Ce mardi 30 août 1790.

Mon Dieu, que je suis fâchée que vous soyez faible et malade ! j’aurais encore mieux aimé, non pas peut-être votre oubli total, mais un caprice de votre part, une boutade dont vous auriez pu revenir. Au nom de Dieu, revenez aussi de cet état de langueur que vous me peignez si bien et si tristement. Ne vous faites point de violence ; seulement ménagez-vous, que votre nourriture soit saine et vos repas réguliers ; n’étudiez pas, mais lisez nonchalamment des romans et de l’histoire. Lisez de Thou, lisez Tacite ; ne vous embarrassez d’aucun système, ne vous alambiquez l’esprit sur rien, et peu à peu vous vous retrouverez capable de tout ce que vous voudrez exiger de vous.

Je suis bien maladroite si j’ai en effet mérité le reproche que vous me faites d’être dure quand vous êtes tendre, et tendre quand vous êtes dur, car j’ai exprimé le contraire de ma pensée et de mes impressions. Il se pourrait que j’aie été plus libre et plus franche quand je vous ai vu disposé comme autrefois, et plus réservée, plus cérémonieuse quand j’ai cru qu’il fallait vous ménager pour ne pas entièrement vous perdre. Ce que je puis vous assurer, c’est que je n’ai pas eu un seul sentiment ni mouvement de cœur qui fût dur à votre égard, depuis que je vous ai revu il y a treize mois.

Je fus très blessée d’une certaine lettre de La Haye que je n’avais méritée en aucune façon. Je vous écrivis en conséquence, mais je gardai ma lettre. Vous m’avez écrit au nouvel an : j’ai été transportée de plaisir. Vous m’avez encore écrit pour me dire : Madame, je vous aime moins que… et que… ; je n’en doutais pas, mais je ne compris pas pourquoi vous me le disiez. Depuis, j’ai reçu encore une lettre provisoire de vous qui était fort douce ; je crois y avoir répondu avec beaucoup d’amitié, car je n’avais pas autre chose au cœur. Depuis, j’ai encore écrit et encore. M. Chambrier a envoyé ma dernière lettre par Francfort. Elle est en chemin. Voilà toute mon histoire. Je vous remercie de m’avoir dit (quoique bien brusquement) que vous aviez rendu sa visite à M. du Pasquier. Ah ! sire, qu’il est difficile de parler franchement à votre majesté sans la fâcher un peu ! et cependant quelle majesté pourrait mieux soutenir l’examen de la rigoureuse franchise que votre spirituelle, sensée et très aimable majesté ? Pourquoi repousse-t-elle mon pauvre mentorat qui est si peu de chose, qui, venant de si loin, frappe si faiblement au but ? Par exemple vous fâcherez-vous, sire, si je vous demande encore le billet que M. de Ch. m’avait chargé il y a quelques mois de vous demander ? un billet en peu de mots pur et simple ? Vous ne sauriez croire ce que je souffre quand il me semble que vous n’êtes pas en règle avec les gens que je vois. Ils ont beau ne rien dire, je les entends.

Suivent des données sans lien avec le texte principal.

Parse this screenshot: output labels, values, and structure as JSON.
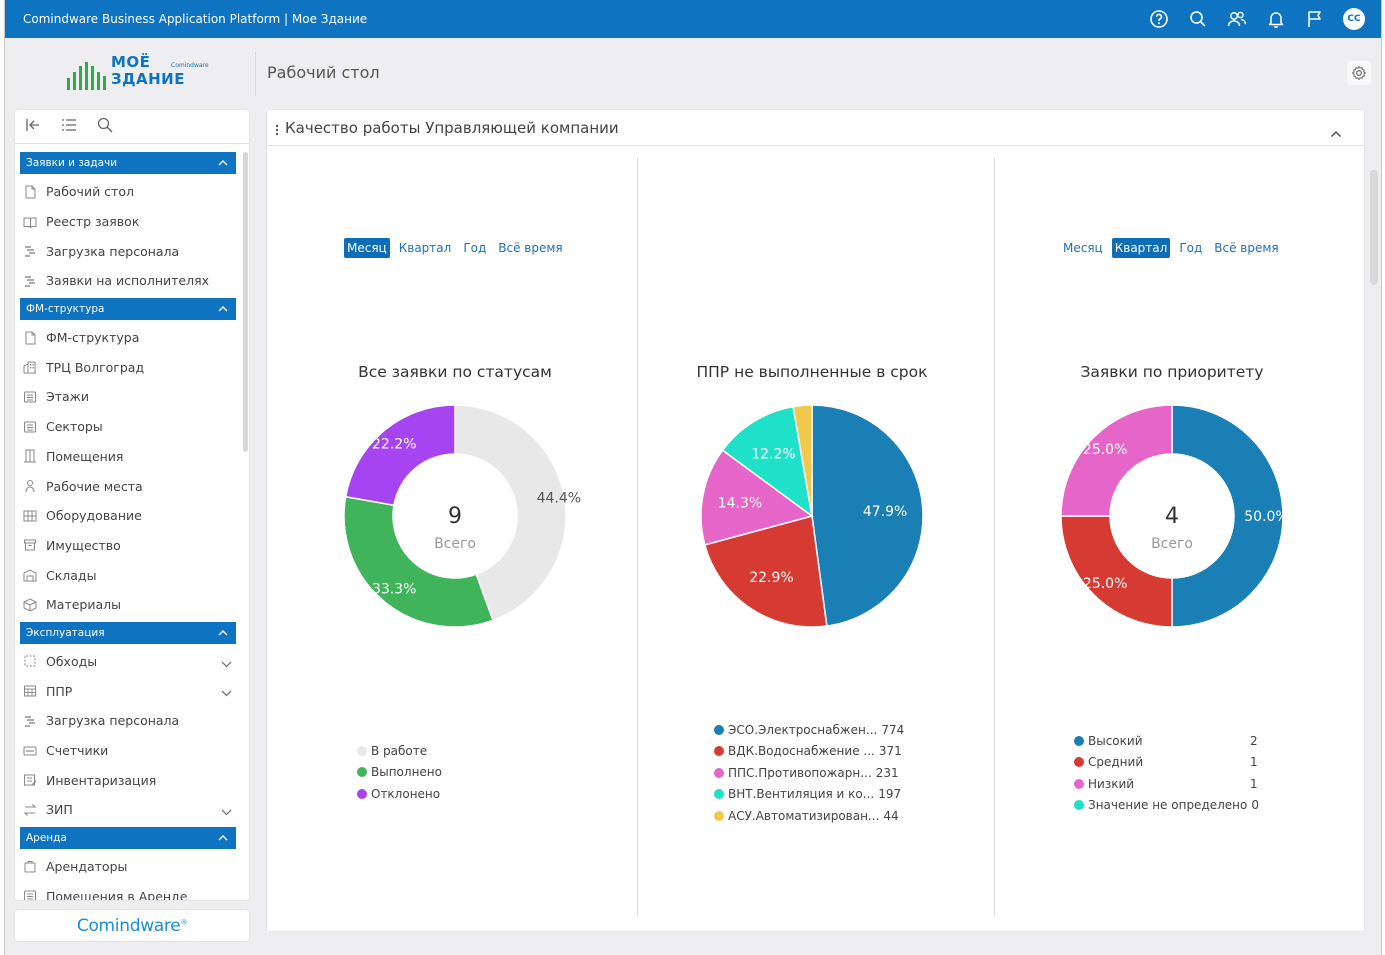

Si je trouve une occasion de vous envoyer cette lettre ce soir, je vous l’enverrai ; … sinon elle partira samedi prochain, jour où je dois voir arriver Zingarelli. Nous ferons ensemble la musique de l’Olympiade de Métastase dont j’ai déjà fait ou ébauché presque tous les airs. Avez-vous lu les Éclaircissements sur la publication des Confessions, etc. ? Je suis persuadée que vous en serez très content. Fauche[1] a eu soin de les répandre pour son intérêt… Vous me demandez si j’ai renoncé à Cécile et aux voyages du fils de lady Betty avec l’amant de Caliste. Hélas ! je n’ai point renoncé ; mais où retrouver quelque enthousiasme, quelque persuasion que l’homme peut valoir quelque chose, que le mariage peut être un doux, tendre et fort lien, au lieu d’une raboteuse, pesante et pourtant fragile chaîne ? L’imagination se dessèche en voyant tout ce qui est, ou bien on se croit fou quand on s’est ému quelques moments pour ce qu’on croyait qui pouvait être. Le temps d’une certaine simplicité romanesque de cœur s’est prolongé pour moi outre mesure ; mais peut-il durer toujours et malgré la sécheresse de ma situation En fait de littérature, hors M. du Peyrou[2] qui dicte presque tous les jours à son valet de chambre Chopin un bi.ljet pour moi et à qui j’écris aussi presque tous les jours, il n’y a personne que je puisse occuper un quart d’heure de suite de ce qui m’intéresserait le plus vivement. Quand il s’agirait d’un livre comme l’Esprit des Lois, personne n’y prendrait garde qu’en passant. Le tricette[3], l’impériale, les nouvelles de France absorbent tout. Sur d’autres objets je n’aurais que le secours d’une jeune personne qui voudrait tout faire pour moi, mais qui ne peut pas seulement me venir voir à pied quand il lui plaît, et qui, lorsqu’elle sera mariée, quoique plus maîtresse de ses actions, se trouvera encore moins libre, car son futur époux l’adore, et certainement elle ne voudra pas lui faire le chagrin de le quitter souvent ; moi-même je ne voudrais pas le priver d’elle. Il l’aime trop, et depuis trop longtemps, et avec une délicatesse trop grande, pour qu’il faille lui faire le moindre chagrin ; et il est cloué à Neuchâtel par un emploi le plus laborieux du monde ; d’ailleurs, les avoir ensemble serait ne rien avoir.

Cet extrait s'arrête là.